Update December 2020: diffeomorphic.blogspot.com totally dead. Fixed links by sending to WayBack and I’ve directly linked the repository.
3DCoat 2021
Good news, I’ve just heard that a “new 3DCoat will ship within Q4 this year as 3DCoat 2021 … including the new user interface”. Most people think of 3D-Coat (now “3DCoat”) as model texturing software. But its relatively easy 3D sculpting also makes it one of the few viable alternatives to ZBrush. The drawback there is that it suffers from a poor sculpting UI. Not “thrown together by mad imps” like ZBrush or Blender, but rather too off-puttingly stolid and a bit too fiddly and cluttered for the new user.
So a new UI sounds enticing. However, a little research discovers it’s actually going to be a tweaked and slightly tidied-up UI according to the official preview video. Not a “new” UI in terms of being a radical replacement. What a pity.
However knowing about this relative lack-of-makeover means that if 4.9.x Amateur comes up in the Black Friday sales at 50% off (i.e. $50) it should probably be grabbed, because it’ll be no use hanging around in the hope of a shiny new wholesale UI makeover. The current Amateur licence limits you to 2048px textures and 7 layers, which will be fine for most users. Non-commercial use too, but apparently that means ‘earning more than $10k a year from it’. Again, fine for most people.
Also, so far as I can tell from the 2021 announcement, prices will go up and not down for the new 2021 version. The new version will stay as a perpetual licence. It may even be possible to get a free upgrade via a Black Friday offer on 4.9.x Amateur, but it may not…
It can also do PBR materials, which also makes it interesting re: the new SuperFly in Poser 12, and how easy it is to plug a PBR material in there.
Release: MakeHuman 1.2 final
The open source figure-creation software MakeHuman 1.2.0 final has been released. It’s now Windows 64-bit only, and it appears that it still integrates closely with Blender, and indeed now has… “completely new Blender integration, MPFB, with support for socket transfers, IK and Kinect.” Lots of other improvements and changes, and a move to the new Python version.

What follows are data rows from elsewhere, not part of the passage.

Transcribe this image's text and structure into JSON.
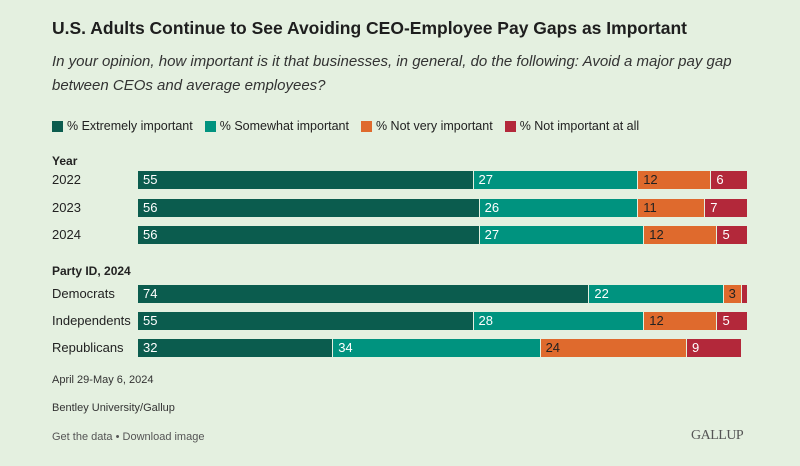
{
  "chart_data": {
    "type": "bar",
    "orientation": "horizontal-stacked",
    "title": "U.S. Adults Continue to See Avoiding CEO-Employee Pay Gaps as Important",
    "subtitle": "In your opinion, how important is it that businesses, in general, do the following: Avoid a major pay gap between CEOs and average employees?",
    "legend": [
      "% Extremely important",
      "% Somewhat important",
      "% Not very important",
      "% Not important at all"
    ],
    "colors": [
      "#0b5c4e",
      "#00937f",
      "#df6a2d",
      "#b3283a"
    ],
    "legend_placement": "top",
    "xlim": [
      0,
      100
    ],
    "groups": [
      {
        "label": "Year",
        "rows": [
          {
            "label": "2022",
            "values": [
              55,
              27,
              12,
              6
            ]
          },
          {
            "label": "2023",
            "values": [
              56,
              26,
              11,
              7
            ]
          },
          {
            "label": "2024",
            "values": [
              56,
              27,
              12,
              5
            ]
          }
        ]
      },
      {
        "label": "Party ID, 2024",
        "rows": [
          {
            "label": "Democrats",
            "values": [
              74,
              22,
              3,
              1
            ]
          },
          {
            "label": "Independents",
            "values": [
              55,
              28,
              12,
              5
            ]
          },
          {
            "label": "Republicans",
            "values": [
              32,
              34,
              24,
              9
            ]
          }
        ]
      }
    ]
  },
  "footer": {
    "date": "April 29-May 6, 2024",
    "source": "Bentley University/Gallup",
    "get_data": "Get the data",
    "sep": " • ",
    "download": "Download image",
    "logo": "GALLUP"
  }
}
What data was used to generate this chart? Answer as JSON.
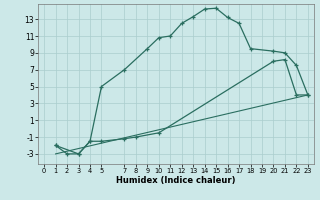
{
  "xlabel": "Humidex (Indice chaleur)",
  "bg_color": "#cce8e8",
  "line_color": "#2a6e60",
  "grid_color": "#aacece",
  "xlim": [
    -0.5,
    23.5
  ],
  "ylim": [
    -4.2,
    14.8
  ],
  "xticks": [
    0,
    1,
    2,
    3,
    4,
    5,
    7,
    8,
    9,
    10,
    11,
    12,
    13,
    14,
    15,
    16,
    17,
    18,
    19,
    20,
    21,
    22,
    23
  ],
  "yticks": [
    -3,
    -1,
    1,
    3,
    5,
    7,
    9,
    11,
    13
  ],
  "curve1_x": [
    1,
    2,
    3,
    4,
    5,
    7,
    9,
    10,
    11,
    12,
    13,
    14,
    15,
    16,
    17,
    18,
    20,
    21,
    22,
    23
  ],
  "curve1_y": [
    -2,
    -3,
    -3,
    -1.5,
    5.0,
    7.0,
    9.5,
    10.8,
    11.0,
    12.5,
    13.3,
    14.2,
    14.3,
    13.2,
    12.5,
    9.5,
    9.2,
    9.0,
    7.5,
    4.0
  ],
  "curve2_x": [
    1,
    3,
    4,
    5,
    7,
    8,
    10,
    20,
    21,
    22,
    23
  ],
  "curve2_y": [
    -2,
    -3,
    -1.5,
    -1.5,
    -1.2,
    -1.0,
    -0.5,
    8.0,
    8.2,
    4.0,
    4.0
  ],
  "line3_x": [
    1,
    23
  ],
  "line3_y": [
    -3,
    4.0
  ]
}
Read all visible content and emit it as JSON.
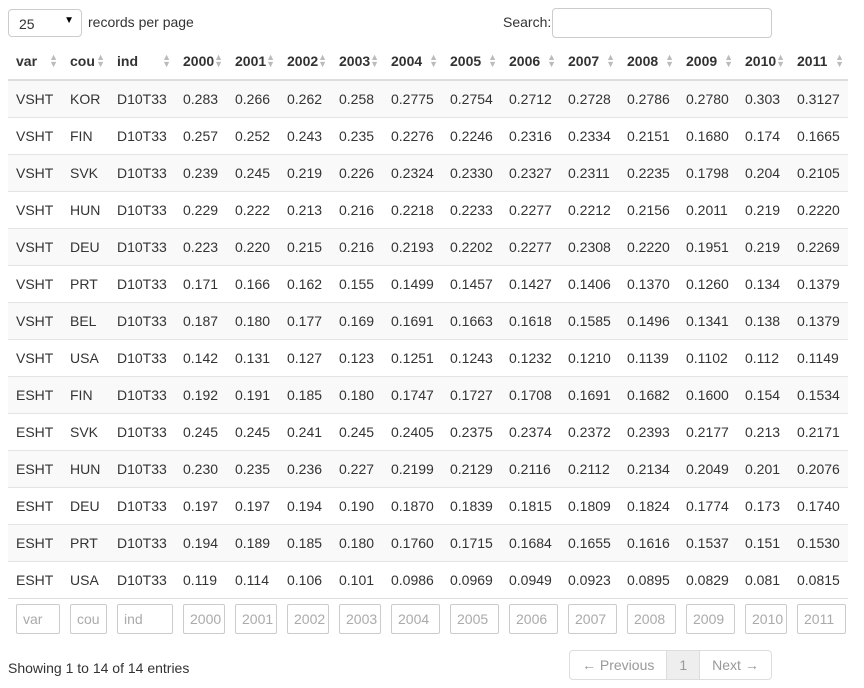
{
  "length_menu": {
    "value": "25",
    "label": "records per page"
  },
  "search": {
    "label": "Search:",
    "value": ""
  },
  "columns": [
    "var",
    "cou",
    "ind",
    "2000",
    "2001",
    "2002",
    "2003",
    "2004",
    "2005",
    "2006",
    "2007",
    "2008",
    "2009",
    "2010",
    "2011"
  ],
  "rows": [
    [
      "VSHT",
      "KOR",
      "D10T33",
      "0.283",
      "0.266",
      "0.262",
      "0.258",
      "0.2775",
      "0.2754",
      "0.2712",
      "0.2728",
      "0.2786",
      "0.2780",
      "0.303",
      "0.3127"
    ],
    [
      "VSHT",
      "FIN",
      "D10T33",
      "0.257",
      "0.252",
      "0.243",
      "0.235",
      "0.2276",
      "0.2246",
      "0.2316",
      "0.2334",
      "0.2151",
      "0.1680",
      "0.174",
      "0.1665"
    ],
    [
      "VSHT",
      "SVK",
      "D10T33",
      "0.239",
      "0.245",
      "0.219",
      "0.226",
      "0.2324",
      "0.2330",
      "0.2327",
      "0.2311",
      "0.2235",
      "0.1798",
      "0.204",
      "0.2105"
    ],
    [
      "VSHT",
      "HUN",
      "D10T33",
      "0.229",
      "0.222",
      "0.213",
      "0.216",
      "0.2218",
      "0.2233",
      "0.2277",
      "0.2212",
      "0.2156",
      "0.2011",
      "0.219",
      "0.2220"
    ],
    [
      "VSHT",
      "DEU",
      "D10T33",
      "0.223",
      "0.220",
      "0.215",
      "0.216",
      "0.2193",
      "0.2202",
      "0.2277",
      "0.2308",
      "0.2220",
      "0.1951",
      "0.219",
      "0.2269"
    ],
    [
      "VSHT",
      "PRT",
      "D10T33",
      "0.171",
      "0.166",
      "0.162",
      "0.155",
      "0.1499",
      "0.1457",
      "0.1427",
      "0.1406",
      "0.1370",
      "0.1260",
      "0.134",
      "0.1379"
    ],
    [
      "VSHT",
      "BEL",
      "D10T33",
      "0.187",
      "0.180",
      "0.177",
      "0.169",
      "0.1691",
      "0.1663",
      "0.1618",
      "0.1585",
      "0.1496",
      "0.1341",
      "0.138",
      "0.1379"
    ],
    [
      "VSHT",
      "USA",
      "D10T33",
      "0.142",
      "0.131",
      "0.127",
      "0.123",
      "0.1251",
      "0.1243",
      "0.1232",
      "0.1210",
      "0.1139",
      "0.1102",
      "0.112",
      "0.1149"
    ],
    [
      "ESHT",
      "FIN",
      "D10T33",
      "0.192",
      "0.191",
      "0.185",
      "0.180",
      "0.1747",
      "0.1727",
      "0.1708",
      "0.1691",
      "0.1682",
      "0.1600",
      "0.154",
      "0.1534"
    ],
    [
      "ESHT",
      "SVK",
      "D10T33",
      "0.245",
      "0.245",
      "0.241",
      "0.245",
      "0.2405",
      "0.2375",
      "0.2374",
      "0.2372",
      "0.2393",
      "0.2177",
      "0.213",
      "0.2171"
    ],
    [
      "ESHT",
      "HUN",
      "D10T33",
      "0.230",
      "0.235",
      "0.236",
      "0.227",
      "0.2199",
      "0.2129",
      "0.2116",
      "0.2112",
      "0.2134",
      "0.2049",
      "0.201",
      "0.2076"
    ],
    [
      "ESHT",
      "DEU",
      "D10T33",
      "0.197",
      "0.197",
      "0.194",
      "0.190",
      "0.1870",
      "0.1839",
      "0.1815",
      "0.1809",
      "0.1824",
      "0.1774",
      "0.173",
      "0.1740"
    ],
    [
      "ESHT",
      "PRT",
      "D10T33",
      "0.194",
      "0.189",
      "0.185",
      "0.180",
      "0.1760",
      "0.1715",
      "0.1684",
      "0.1655",
      "0.1616",
      "0.1537",
      "0.151",
      "0.1530"
    ],
    [
      "ESHT",
      "USA",
      "D10T33",
      "0.119",
      "0.114",
      "0.106",
      "0.101",
      "0.0986",
      "0.0969",
      "0.0949",
      "0.0923",
      "0.0895",
      "0.0829",
      "0.081",
      "0.0815"
    ]
  ],
  "filters": [
    "var",
    "cou",
    "ind",
    "2000",
    "2001",
    "2002",
    "2003",
    "2004",
    "2005",
    "2006",
    "2007",
    "2008",
    "2009",
    "2010",
    "2011"
  ],
  "info": "Showing 1 to 14 of 14 entries",
  "pagination": {
    "previous": "← Previous",
    "page": "1",
    "next": "Next →"
  }
}
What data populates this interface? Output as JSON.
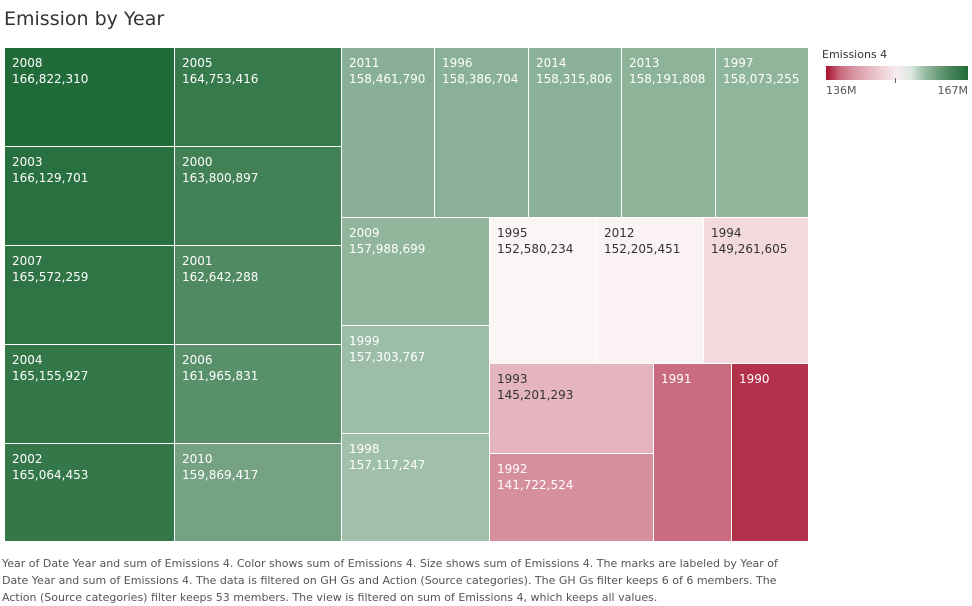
{
  "title": "Emission by Year",
  "legend": {
    "title": "Emissions 4",
    "min_label": "136M",
    "max_label": "167M"
  },
  "caption": "Year of Date Year and sum of Emissions 4.  Color shows sum of Emissions 4.  Size shows sum of Emissions 4.  The marks are labeled by Year of Date Year and sum of Emissions 4. The data is filtered on GH Gs and Action (Source categories). The GH Gs filter keeps 6 of 6 members. The Action (Source categories) filter keeps 53 members. The view is filtered on sum of Emissions 4, which keeps all values.",
  "chart_data": {
    "type": "treemap",
    "title": "Emission by Year",
    "measure": "Emissions 4",
    "color_range": [
      136000000,
      167000000
    ],
    "color_scale": {
      "low": "#a8102e",
      "mid": "#ffffff",
      "high": "#1f6a37"
    },
    "nodes": [
      {
        "year": "2008",
        "label": "166,822,310",
        "value": 166822310
      },
      {
        "year": "2003",
        "label": "166,129,701",
        "value": 166129701
      },
      {
        "year": "2007",
        "label": "165,572,259",
        "value": 165572259
      },
      {
        "year": "2004",
        "label": "165,155,927",
        "value": 165155927
      },
      {
        "year": "2002",
        "label": "165,064,453",
        "value": 165064453
      },
      {
        "year": "2005",
        "label": "164,753,416",
        "value": 164753416
      },
      {
        "year": "2000",
        "label": "163,800,897",
        "value": 163800897
      },
      {
        "year": "2001",
        "label": "162,642,288",
        "value": 162642288
      },
      {
        "year": "2006",
        "label": "161,965,831",
        "value": 161965831
      },
      {
        "year": "2010",
        "label": "159,869,417",
        "value": 159869417
      },
      {
        "year": "2011",
        "label": "158,461,790",
        "value": 158461790
      },
      {
        "year": "1996",
        "label": "158,386,704",
        "value": 158386704
      },
      {
        "year": "2014",
        "label": "158,315,806",
        "value": 158315806
      },
      {
        "year": "2013",
        "label": "158,191,808",
        "value": 158191808
      },
      {
        "year": "1997",
        "label": "158,073,255",
        "value": 158073255
      },
      {
        "year": "2009",
        "label": "157,988,699",
        "value": 157988699
      },
      {
        "year": "1999",
        "label": "157,303,767",
        "value": 157303767
      },
      {
        "year": "1998",
        "label": "157,117,247",
        "value": 157117247
      },
      {
        "year": "1995",
        "label": "152,580,234",
        "value": 152580234
      },
      {
        "year": "2012",
        "label": "152,205,451",
        "value": 152205451
      },
      {
        "year": "1994",
        "label": "149,261,605",
        "value": 149261605
      },
      {
        "year": "1993",
        "label": "145,201,293",
        "value": 145201293
      },
      {
        "year": "1992",
        "label": "141,722,524",
        "value": 141722524
      },
      {
        "year": "1991",
        "label": "",
        "value": 139200000
      },
      {
        "year": "1990",
        "label": "",
        "value": 136500000
      }
    ]
  }
}
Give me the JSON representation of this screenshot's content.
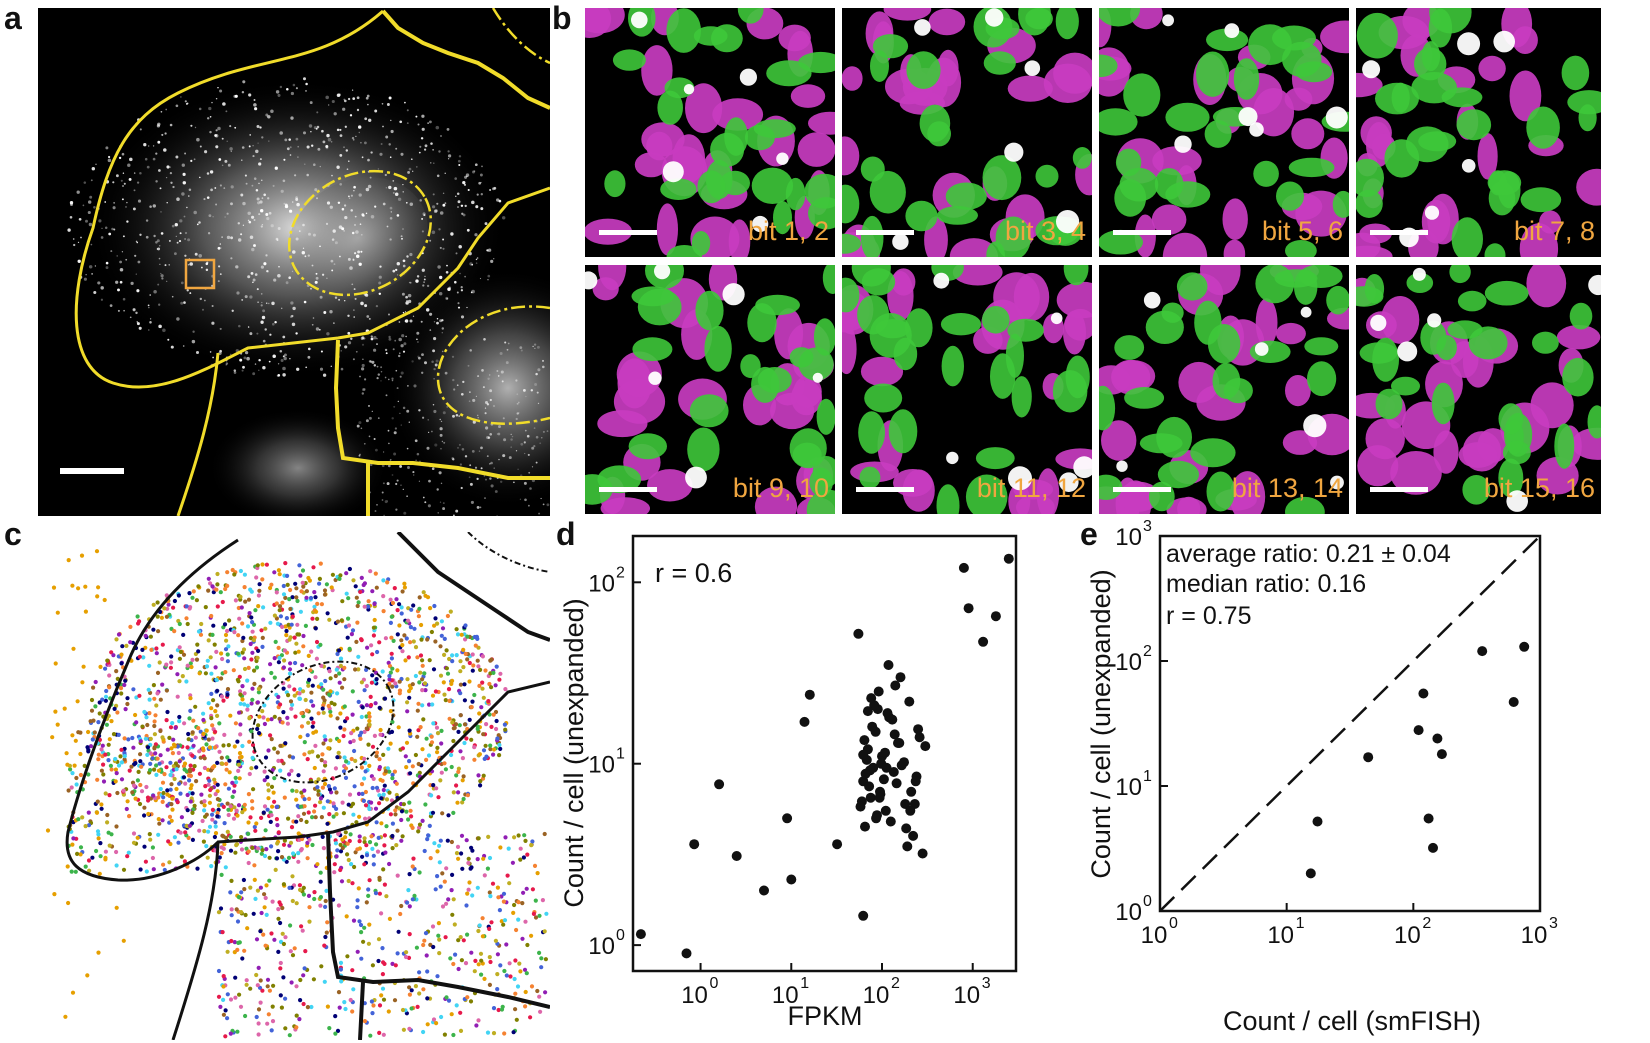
{
  "panel_labels": {
    "a": "a",
    "b": "b",
    "c": "c",
    "d": "d",
    "e": "e"
  },
  "panel_b": {
    "tiles": [
      {
        "label": "bit 1, 2"
      },
      {
        "label": "bit 3, 4"
      },
      {
        "label": "bit 5, 6"
      },
      {
        "label": "bit 7, 8"
      },
      {
        "label": "bit 9, 10"
      },
      {
        "label": "bit 11, 12"
      },
      {
        "label": "bit 13, 14"
      },
      {
        "label": "bit 15, 16"
      }
    ]
  },
  "colors": {
    "outline": "#f1dc2a",
    "roi": "#f0a640",
    "magenta": "#c83cc0",
    "green": "#3ec83a",
    "label_orange": "#f0a640",
    "marker": "#111111"
  },
  "chart_data": [
    {
      "panel": "d",
      "type": "scatter",
      "xlabel": "FPKM",
      "ylabel": "Count / cell (unexpanded)",
      "xscale": "log",
      "yscale": "log",
      "xlim": [
        0.18,
        3000
      ],
      "ylim": [
        0.72,
        180
      ],
      "xticks": [
        1,
        10,
        100,
        1000
      ],
      "xtick_labels": [
        "10",
        "10",
        "10",
        "10"
      ],
      "xtick_exponents": [
        "0",
        "1",
        "2",
        "3"
      ],
      "yticks": [
        1,
        10,
        100
      ],
      "ytick_labels": [
        "10",
        "10",
        "10"
      ],
      "ytick_exponents": [
        "0",
        "1",
        "2"
      ],
      "annotations": [
        "r = 0.6"
      ],
      "x": [
        0.22,
        0.7,
        0.85,
        1.6,
        2.5,
        5.0,
        9.0,
        10.0,
        14.0,
        16.0,
        32.0,
        55.0,
        62.0,
        65.0,
        70.0,
        75.0,
        80.0,
        85.0,
        90.0,
        95.0,
        100.0,
        110.0,
        120.0,
        135.0,
        150.0,
        160.0,
        180.0,
        200.0,
        220.0,
        240.0,
        260.0,
        300.0,
        60.0,
        68.0,
        72.0,
        78.0,
        88.0,
        92.0,
        105.0,
        115.0,
        125.0,
        140.0,
        165.0,
        190.0,
        210.0,
        250.0,
        58.0,
        64.0,
        74.0,
        82.0,
        96.0,
        108.0,
        130.0,
        145.0,
        175.0,
        230.0,
        280.0,
        62.0,
        70.0,
        86.0,
        98.0,
        118.0,
        155.0,
        205.0,
        66.0,
        76.0,
        94.0,
        112.0,
        138.0,
        185.0,
        235.0,
        800.0,
        900.0,
        1300.0,
        1800.0,
        2500.0,
        62.0
      ],
      "y": [
        1.15,
        0.9,
        3.6,
        7.7,
        3.1,
        2.0,
        5.0,
        2.3,
        17.0,
        24.0,
        3.6,
        52.0,
        8.0,
        4.5,
        12.0,
        6.5,
        9.5,
        15.0,
        20.0,
        7.0,
        11.0,
        5.5,
        18.0,
        9.0,
        13.0,
        30.0,
        6.0,
        22.0,
        4.0,
        8.5,
        14.0,
        12.5,
        6.2,
        10.5,
        7.5,
        16.0,
        5.2,
        25.0,
        8.2,
        19.0,
        4.8,
        27.0,
        9.8,
        3.5,
        7.0,
        15.5,
        5.8,
        13.5,
        9.2,
        21.0,
        6.8,
        11.5,
        17.5,
        7.8,
        10.2,
        6.0,
        3.2,
        11.2,
        19.5,
        5.0,
        10.0,
        35.0,
        13.0,
        5.5,
        8.8,
        23.0,
        6.5,
        9.5,
        14.5,
        4.4,
        8.0,
        120.0,
        72.0,
        47.0,
        65.0,
        135.0,
        1.45
      ]
    },
    {
      "panel": "e",
      "type": "scatter",
      "xlabel": "Count / cell (smFISH)",
      "ylabel": "Count / cell (unexpanded)",
      "xscale": "log",
      "yscale": "log",
      "xlim": [
        1,
        1000
      ],
      "ylim": [
        1,
        1000
      ],
      "xticks": [
        1,
        10,
        100,
        1000
      ],
      "xtick_labels": [
        "10",
        "10",
        "10",
        "10"
      ],
      "xtick_exponents": [
        "0",
        "1",
        "2",
        "3"
      ],
      "yticks": [
        1,
        10,
        100,
        1000
      ],
      "ytick_labels": [
        "10",
        "10",
        "10",
        "10"
      ],
      "ytick_exponents": [
        "0",
        "1",
        "2",
        "3"
      ],
      "annotations": [
        "average ratio: 0.21 ± 0.04",
        "median ratio: 0.16",
        "r = 0.75"
      ],
      "reference_line": "y = x (dashed)",
      "x": [
        15.5,
        17.5,
        44.0,
        110.0,
        120.0,
        132.0,
        143.0,
        155.0,
        168.0,
        350.0,
        620.0,
        750.0
      ],
      "y": [
        2.0,
        5.2,
        17.0,
        28.0,
        55.0,
        5.5,
        3.2,
        24.0,
        18.0,
        120.0,
        47.0,
        130.0
      ]
    }
  ]
}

Another pre-Black Friday roundup
So we’re still a week away from Black Friday, but many stores are going a week early. Several offers have even been and gone, including a modest discount on the latest GigaPixel AI and some nice offers on key Flaming Pear plugins such as Flood 2.
What’s tasty in non-subscription software?
* 30% off Rebelle 3.2 is a good one, as I’ve never seen it at a discount before. The software is near-perfect, not least in its simplicity, if you’re an illustrator in a traditional style who want to remove white from lineart and then add very realistic watercolour layers underneath. Watercolor painting is the main strength, as well as the best-of-breed UI. It can kind of do speed-painting, but is not really the best choice for that. It also lacks the extensibility of software like Krita.
* “Top Corel Products” are now discounted, with Painter Essentials 7 at a quite reasonable £30, with is pretty good though keep in mind that Krita 4.x is free. Corel also has PaintShop Pro 2021, less desirable at £50, especially when compared to the recent Humble Bundle offer.
* The Reallusion 20th Anniversary sale until 22nd November, including the fine Cartoon Animator 2D software.
* There are big discounts in Unity plugins at the Unity Asset Store including 50% off the three major rival toon plugins RealToon, Flat Kit, and Toony Colors Pro 2. Also the “visual novels” engine Naninovel.
* “Up to 50% off the entire store” on the 3D model packs at KitBash3D, albeit coming down from a high starting price.
* DxO ViewPoint is discounted. Automatically fixes the weird angles on your ‘big architecture’ photography, so you have straight verticals.